A Receita sempre entendeu pela existência de vantagem econômica ilegal, uma vez que o Imposto de Renda da Pessoa Jurídica (IRPJ) permite deduções (lucro real) ou bases reduzidas para a incidência (lucro presumido), fazendo com que a alíquota efetiva do Imposto de Renda fique bem abaixo da alíquota de 27,5% do Imposto de Renda Pessoa Física, que seria facilmente alcançada nessas carreiras.

A discussão poderia ter se encerrado em 2005, quando a Lei 11.196, conhecida como “Lei do Bem”, entrou em vigor e dispôs, em seu artigo 129:

“Para fins fiscais e previdenciários, a prestação de serviços intelectuais, inclusive os de natureza científica, artística ou cultural, em caráter personalíssimo ou não, com ou sem a designação de quaisquer obrigações a sócios ou empregados da sociedade prestadora de serviços, quando por esta realizada, se sujeita tão-somente à legislação aplicável às pessoas jurídicas, sem prejuízo da observância do disposto no art. 50 da Lei nº 10.406, de 10 de janeiro de 2002 – Código Civil.”

O dispositivo reconheceu, basicamente, que o direito de imagem, como outros bens personalíssimos, pode ser explorado por seus detentores por meio de empresas, sem que isso – apenas – caracterize qualquer ilegalidade ou vantagem indevida por parte dos atletas.

Ainda insatisfeita, a Receita Federal continuou autuando os atletas, sob o fundamento de que o recebimento de contrapartidas pelo uso da imagem diretamente na pessoa jurídica representaria uma operação sem substância ou propósito negocial, uma espécie de mecanismo artificial, utilizado como forma de reduzir a carga tributária.

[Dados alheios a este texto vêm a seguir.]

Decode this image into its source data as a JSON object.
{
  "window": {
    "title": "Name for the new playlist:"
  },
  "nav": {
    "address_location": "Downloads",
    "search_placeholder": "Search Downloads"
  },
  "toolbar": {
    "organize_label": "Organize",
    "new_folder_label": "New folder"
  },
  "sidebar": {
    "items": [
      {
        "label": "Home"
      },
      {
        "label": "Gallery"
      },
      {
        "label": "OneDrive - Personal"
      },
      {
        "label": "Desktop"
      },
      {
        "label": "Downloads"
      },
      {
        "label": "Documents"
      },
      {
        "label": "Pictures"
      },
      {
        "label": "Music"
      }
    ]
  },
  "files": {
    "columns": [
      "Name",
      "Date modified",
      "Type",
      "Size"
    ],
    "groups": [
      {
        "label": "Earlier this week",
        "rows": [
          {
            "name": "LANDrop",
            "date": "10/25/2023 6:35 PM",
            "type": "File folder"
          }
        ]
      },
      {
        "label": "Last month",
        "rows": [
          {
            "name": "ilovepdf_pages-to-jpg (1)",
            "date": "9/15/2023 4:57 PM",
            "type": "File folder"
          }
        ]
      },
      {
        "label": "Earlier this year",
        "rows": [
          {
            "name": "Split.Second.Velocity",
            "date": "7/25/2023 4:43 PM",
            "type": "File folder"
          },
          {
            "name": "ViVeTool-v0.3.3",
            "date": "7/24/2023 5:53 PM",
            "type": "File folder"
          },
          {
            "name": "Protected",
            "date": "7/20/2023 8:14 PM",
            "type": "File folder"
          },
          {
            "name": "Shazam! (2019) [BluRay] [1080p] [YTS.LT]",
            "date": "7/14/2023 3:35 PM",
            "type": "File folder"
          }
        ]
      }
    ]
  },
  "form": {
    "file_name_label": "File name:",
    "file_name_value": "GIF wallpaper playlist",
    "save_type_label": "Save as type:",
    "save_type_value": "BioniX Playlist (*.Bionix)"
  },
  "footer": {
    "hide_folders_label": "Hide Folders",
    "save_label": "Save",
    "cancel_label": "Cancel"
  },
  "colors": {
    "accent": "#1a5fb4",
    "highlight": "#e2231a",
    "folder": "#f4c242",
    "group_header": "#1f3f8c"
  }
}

Por essa razão, diante da postura do Fisco, a Confederação Nacional da Comunicação Social ajuizou a Ação Direta de Constitucionalidade nº 66, a fim de que o Supremo Tribunal Federal definisse se o artigo 129 da Lei do Bem é ou não constitucional.

E é. No final do ano passado, para alívio dos atletas e demais exploradores de direitos personalíssimos, com o placar de 8 votos a 2, a maioria dos ministros da Suprema Corte definiu por sua constitucionalidade, considerando que a opção pela contratação de pessoa jurídica para prestação de serviços intelectuais (como o direito de imagem de atletas) é legítima.

Assim, não apenas atletas e técnicos, mas também artistas, médicos, publicitários e outros profissionais liberais que abrem empresas para receber o pagamento pelos seus serviços de natureza intelectual ou personalíssima, tiveram uma ótima notícia – o que não quer dizer que todo aquele que fizer uso de empresa para explorar direito personalíssimo terá sua atividade automaticamente validada.

Isso porque, a Receita Federal deve avaliar a legalidade e a regularidade dos procedimentos adotados, em conformidade com a legislação , a fim de se evitar abuso de personalidade, constatado por meio do desvio de finalidade da atividade empresarial e/ou da confusão patrimonial entre os bens do profissional e da empresa, o que poderá ensejar a desconsideração da pessoa jurídica.

O que não cabe à Fiscalização, todavia, é a infundada presunção de que toda empresa de atleta que faz uso da sua imagem é uma estrutura irregular.

Até porque, a utilização de pessoas jurídicas por atletas com o fim de explorar direitos de imagem tem amparo, não somente na Lei Pelé e na Lei do Bem, mas também nos princípios constitucionais da livre iniciativa e da livre concorrência, que asseguram aos agentes econômicos a liberdade de formular estratégias negociais indutoras de maior eficiência econômica e competitividade.

Resta evidente, dessa forma, que dispondo o ordenamento jurídico de caminhos diferentes para que uma atividade seja exercida, o contribuinte não está obrigado a seguir a via mais onerosa.